June 8, 2018

Help Turn Kitten Season into Foster Season

a person holding a black kitten

By ASPCA President & CEO Matt Bershadker 

As many of us know, kitten season—the annual high-breeding period that runs through spring and summer—is a time of tremendous challenges for young cats, whether they're inside or outside a shelter. And the younger they are, the more difficult it is for them to simply stay alive. The ASPCA is launching a new campaign to help these vulnerable animals, but first let’s take a closer look at the challenges young, at-risk kittens like Misha face.

Born at the end of March, Misha was four weeks old when she was brought to Animal Care Centers of NYC’s Manhattan shelter. Suffering from a fractured right hind leg, the tiny black kitten—weighing only seven ounces—was transported to the ASPCA Kitten Nursery and assigned a foster home until she is old and big enough to be spayed and undergo treatment for her leg. From there, she’ll go back into foster until she heals and is ready for adoption. 

Kittens under eight weeks old, like Misha, are the most threatened because they are too young to survive without constant care due to their vulnerable immune systems. And shelter kittens under five months are at risk of euthanasia because of their sheer numbers. In Los Angeles, 90% of the nearly 34,000 kittens entering L.A. County and L.A. City shelters each year come in during kitten season. In New York City, 84% of the felines who enter Animal Care Centers of NYC during this period are kittens. All of these at-risk kittens make up a large part of the roughly 3.2 million cats entering shelters each year, of whom, approximately 860,000 are euthanized.

Shelters all across the country have made incredible strides in recent years to help decrease feline euthanasia rates. The Million Cat Challenge—a collaborative effort launched in 2014 to save a million shelter cats in five years—is just one example of an innovative approach to tackle this problem. Together, more than 1,000 shelters in North America, including the ASPCA, helped decrease feline euthanasia by 63%, surpassing the goal of saving 1 million cats a year ahead of schedule. This is an important milestone for shelters, but more work needs to be done to ensure better outcomes for cats.

It's vitally important to help shelters and their animals every way we can during this time. Responses traditionally focus on increasing adoption, but given the age and needs of these kittens and their exploding population, another community approach is just as important: Fostering.

Fostering kittens—working with shelters to take these animals in and care for them on a temporary basis—eases the tremendous burden on these facilities and directly addresses many of the kittens’ most critical needs, including:

  • Protecting them from diseases and excess stress in shelters, which can have severe consequences for vulnerable kittens
  • Providing necessary care, support and socialization until they are old enough to be adopted or relocated to places where their adoption chances are higher
  • Preventing them from becoming feral if born from stray cats and living outdoors
  • Helping them develop and thrive in a home environment as they approach adoptability
  • Introducing them to other members of the community, including family and friends, who may be interested in adoption
  • Conserving space and resources in local shelters for other animals in need
  • Saving their lives

Fostering is so important that we even encourage foster families NOT to adopt their kittens so their homes remain available to animals in need. During kitten season, the need for fosters can be even greater than the need for adopters.
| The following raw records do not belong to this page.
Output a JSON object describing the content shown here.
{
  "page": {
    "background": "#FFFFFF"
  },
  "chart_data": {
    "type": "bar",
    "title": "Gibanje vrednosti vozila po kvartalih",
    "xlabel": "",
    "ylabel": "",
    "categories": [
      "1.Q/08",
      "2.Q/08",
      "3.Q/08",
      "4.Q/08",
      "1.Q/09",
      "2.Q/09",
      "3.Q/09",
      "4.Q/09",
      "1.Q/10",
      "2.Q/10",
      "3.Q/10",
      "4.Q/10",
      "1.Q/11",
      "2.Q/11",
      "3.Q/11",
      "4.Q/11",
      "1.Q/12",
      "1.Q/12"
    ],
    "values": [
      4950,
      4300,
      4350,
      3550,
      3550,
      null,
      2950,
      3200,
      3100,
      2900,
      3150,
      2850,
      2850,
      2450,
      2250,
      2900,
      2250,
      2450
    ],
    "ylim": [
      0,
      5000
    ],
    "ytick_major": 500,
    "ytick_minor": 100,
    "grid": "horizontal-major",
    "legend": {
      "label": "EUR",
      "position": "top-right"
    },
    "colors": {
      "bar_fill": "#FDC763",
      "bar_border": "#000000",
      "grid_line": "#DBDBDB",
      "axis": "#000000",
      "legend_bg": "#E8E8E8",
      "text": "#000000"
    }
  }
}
To inspire more people to foster, we are launching Meow for Now, a national campaign providing vital fostering information and tools including a list of participating shelters in nearly every state. (Los Angeles residents should check out our LA-specific ASPCA Foster Program at ASPCA.org/FosterLA.) 

If you have room in your home for a kitten in need—for just two weeks or more—please consider taking this step. Young kittens can live safely in a small enclosed area, even a bathroom, if you have other pets, and your shelter or rescue group will provide you with all the information you need to care for your temporary pet.  

And if you know a local animal shelter that wants to expand its fostering program, we’re offering free toolkits, educational webinars, and other resources to help them run successful fostering programs and recruit new foster families. More than 675 animal shelters across the country are already partnering with us in this effort.

To learn more, visit our new “Meow for Now” kitten fostering campaign at aspca.org/MeowForNow, where you can search through a network of participating shelters to find one close to you. If you live in Los Angeles, check out our LA-specific ASPCA Foster Program at aspca.org/FosterLA.

Warm temperatures can put kittens in serious peril, but if people, shelters and communities step up to tackle the problem together, we can hopefully turn kitten season into foster season.